2.2 Measurement of sarcopenia

The assessment of sarcopenia was based on a comprehensive scoring system covering five dimensions: strength, assistance in walking, rise from a chair, climb stairs, and falls. Strength (2 points): Difficulty in lifting/carrying approximately 4.5 kg. 0 points = no difficulty, 1 point = some difficulty (attempted but unable to complete the task), 2 points = great difficulty, unable to complete (unable to measure due to health reasons). Assistance in walking (2 points): Difficulty in walking across a room. 0 points = no difficulty, 1 point = some difficulty (uses a walking aid or cane), 2 points = great difficulty, requires assistance, unable to complete (uses a manual or electric wheelchair). Rise from a chair (2 points): Difficulty in standing up from a bed or chair. 0 points = no difficulty, 1 point = some difficulty (unable to stand up five times), 2 points = great difficulty, unable to complete without assistance (unable to stand up). Climb stairs (2 points): Difficulty in climbing 10 steps. 0 points = no difficulty, 1 point = some difficulty, 2 points = great difficulty, unable to complete. Falls (2 points): Number of falls in the past year. 0 points = 0 falls, 1 point = 1–3 falls, 2 points = 4 or more falls. Each dimension was scored from 0 to 2, with a total score ranging from 0 to 10. According to the SARC-F scale, individuals with a total score ≥ 4 were defined as sarcopenia cases (1, 26).

2.3 Potential covariates

We considered socio-demographic characteristics and health-related factors based on existing knowledge. Socio-demographic characteristics included age, family size, family expenditure, family income, gender, education level (primary school and below, junior high school, senior high school and above), marital status (married, divorced, widowed, separated, and unmarried), region (eastern region, Central region, and western region), residence area (rural and urban), and medical insurance. The health-related factors included smoking, drinking, health status, social activities, dyslipidemia, and chronic diseases (Pulmonary disease, liver disease, heart disease, stroke, kidney disease, arthritis, and asthma).
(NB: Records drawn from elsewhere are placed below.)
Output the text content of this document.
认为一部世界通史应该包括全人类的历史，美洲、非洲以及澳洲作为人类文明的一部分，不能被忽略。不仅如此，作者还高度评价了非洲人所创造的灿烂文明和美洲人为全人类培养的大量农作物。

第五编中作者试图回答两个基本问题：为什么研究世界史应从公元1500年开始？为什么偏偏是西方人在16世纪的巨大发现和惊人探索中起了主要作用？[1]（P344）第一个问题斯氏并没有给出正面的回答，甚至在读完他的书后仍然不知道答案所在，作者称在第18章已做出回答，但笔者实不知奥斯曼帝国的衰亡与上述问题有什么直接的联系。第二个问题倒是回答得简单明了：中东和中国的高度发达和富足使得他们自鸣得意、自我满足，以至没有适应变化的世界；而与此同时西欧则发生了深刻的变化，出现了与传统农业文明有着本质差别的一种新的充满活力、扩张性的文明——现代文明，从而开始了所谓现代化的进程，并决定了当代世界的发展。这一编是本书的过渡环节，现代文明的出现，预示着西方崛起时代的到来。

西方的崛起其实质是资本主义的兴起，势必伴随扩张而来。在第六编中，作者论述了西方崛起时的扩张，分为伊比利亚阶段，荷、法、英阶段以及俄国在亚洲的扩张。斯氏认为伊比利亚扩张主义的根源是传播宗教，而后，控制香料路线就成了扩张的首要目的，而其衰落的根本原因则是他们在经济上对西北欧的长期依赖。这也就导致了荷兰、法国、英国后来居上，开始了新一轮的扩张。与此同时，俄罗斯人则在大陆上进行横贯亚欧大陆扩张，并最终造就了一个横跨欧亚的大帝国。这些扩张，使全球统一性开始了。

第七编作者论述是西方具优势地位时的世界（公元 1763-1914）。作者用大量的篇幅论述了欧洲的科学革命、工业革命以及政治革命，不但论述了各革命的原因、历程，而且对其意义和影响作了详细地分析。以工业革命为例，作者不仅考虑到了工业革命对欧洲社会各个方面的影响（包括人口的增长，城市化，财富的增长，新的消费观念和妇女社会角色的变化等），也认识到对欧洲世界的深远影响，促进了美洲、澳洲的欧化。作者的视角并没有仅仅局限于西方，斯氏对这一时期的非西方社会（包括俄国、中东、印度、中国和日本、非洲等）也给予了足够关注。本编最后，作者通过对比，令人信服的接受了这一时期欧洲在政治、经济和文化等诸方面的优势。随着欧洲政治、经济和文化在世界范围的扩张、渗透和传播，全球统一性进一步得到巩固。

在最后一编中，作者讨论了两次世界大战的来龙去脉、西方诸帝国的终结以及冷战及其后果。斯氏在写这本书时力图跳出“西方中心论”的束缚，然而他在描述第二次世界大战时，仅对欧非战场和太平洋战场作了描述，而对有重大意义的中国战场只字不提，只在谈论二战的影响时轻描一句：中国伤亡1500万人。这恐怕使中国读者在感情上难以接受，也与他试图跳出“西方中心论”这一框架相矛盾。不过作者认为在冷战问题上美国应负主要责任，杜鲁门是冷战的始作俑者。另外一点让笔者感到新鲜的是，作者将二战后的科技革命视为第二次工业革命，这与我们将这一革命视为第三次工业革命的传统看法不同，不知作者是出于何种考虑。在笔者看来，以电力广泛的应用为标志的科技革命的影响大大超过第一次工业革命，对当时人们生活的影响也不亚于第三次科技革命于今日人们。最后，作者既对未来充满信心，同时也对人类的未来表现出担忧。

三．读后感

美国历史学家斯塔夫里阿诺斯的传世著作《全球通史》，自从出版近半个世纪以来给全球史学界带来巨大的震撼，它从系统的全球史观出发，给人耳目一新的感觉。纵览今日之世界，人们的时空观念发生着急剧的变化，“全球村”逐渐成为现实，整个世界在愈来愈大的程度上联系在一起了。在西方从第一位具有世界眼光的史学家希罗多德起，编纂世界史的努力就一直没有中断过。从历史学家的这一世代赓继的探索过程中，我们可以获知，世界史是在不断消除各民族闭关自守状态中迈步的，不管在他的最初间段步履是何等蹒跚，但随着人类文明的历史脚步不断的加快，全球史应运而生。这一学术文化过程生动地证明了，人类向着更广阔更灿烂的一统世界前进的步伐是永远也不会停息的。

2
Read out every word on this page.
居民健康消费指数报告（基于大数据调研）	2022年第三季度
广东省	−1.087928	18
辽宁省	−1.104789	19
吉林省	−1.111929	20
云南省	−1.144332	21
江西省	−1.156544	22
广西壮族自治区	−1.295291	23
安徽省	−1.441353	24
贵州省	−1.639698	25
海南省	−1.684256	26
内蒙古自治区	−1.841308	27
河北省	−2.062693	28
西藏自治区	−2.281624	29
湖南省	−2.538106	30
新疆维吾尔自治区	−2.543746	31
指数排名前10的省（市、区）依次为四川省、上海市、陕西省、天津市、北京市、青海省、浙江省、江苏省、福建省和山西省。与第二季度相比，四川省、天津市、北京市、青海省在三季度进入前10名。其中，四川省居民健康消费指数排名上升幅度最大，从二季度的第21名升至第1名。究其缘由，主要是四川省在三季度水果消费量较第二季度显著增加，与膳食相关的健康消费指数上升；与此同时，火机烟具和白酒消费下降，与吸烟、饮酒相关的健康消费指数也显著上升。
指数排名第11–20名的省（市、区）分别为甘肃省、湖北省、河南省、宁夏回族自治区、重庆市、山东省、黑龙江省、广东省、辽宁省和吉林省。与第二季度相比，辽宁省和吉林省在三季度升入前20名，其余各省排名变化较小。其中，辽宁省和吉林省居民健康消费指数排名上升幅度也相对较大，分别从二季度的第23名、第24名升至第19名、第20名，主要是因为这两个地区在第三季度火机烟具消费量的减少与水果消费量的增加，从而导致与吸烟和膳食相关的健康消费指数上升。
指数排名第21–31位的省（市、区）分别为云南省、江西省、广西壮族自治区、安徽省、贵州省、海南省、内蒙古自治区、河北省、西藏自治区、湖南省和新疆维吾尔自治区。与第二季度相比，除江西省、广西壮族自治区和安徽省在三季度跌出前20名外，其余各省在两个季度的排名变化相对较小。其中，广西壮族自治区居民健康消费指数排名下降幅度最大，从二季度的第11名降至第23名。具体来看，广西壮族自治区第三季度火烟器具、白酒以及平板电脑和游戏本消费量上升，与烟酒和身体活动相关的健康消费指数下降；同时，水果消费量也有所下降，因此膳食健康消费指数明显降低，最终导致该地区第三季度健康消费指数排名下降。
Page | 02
2.4 Measurement of physical activity

Participants were asked to recall and report the time spent on various types of physical activities (METs) during the past week. Based on the standards of the International Physical Activity Questionnaire-Short Form (IPAQ-SF), daily physical activity duration of the respondents was divided into five levels: 0 min, 10–29 min, 30–119 min, 120–239 min, and ≥ 240 min, and the median of each category was used for calculation. Second, physical activity types were classified into high-intensity (e.g., hiking, running, farming), moderate-intensity (e.g., brisk walking, tai chi), and low-intensity (e.g., casual walking). The assigned metabolic equivalent values for high, moderate, and low intensity were 8.0, 4.0, and 3.3, respectively. The METs score was calculated as the product of the intensity coefficient, the number of days, and the duration (in minutes) of each physical activity.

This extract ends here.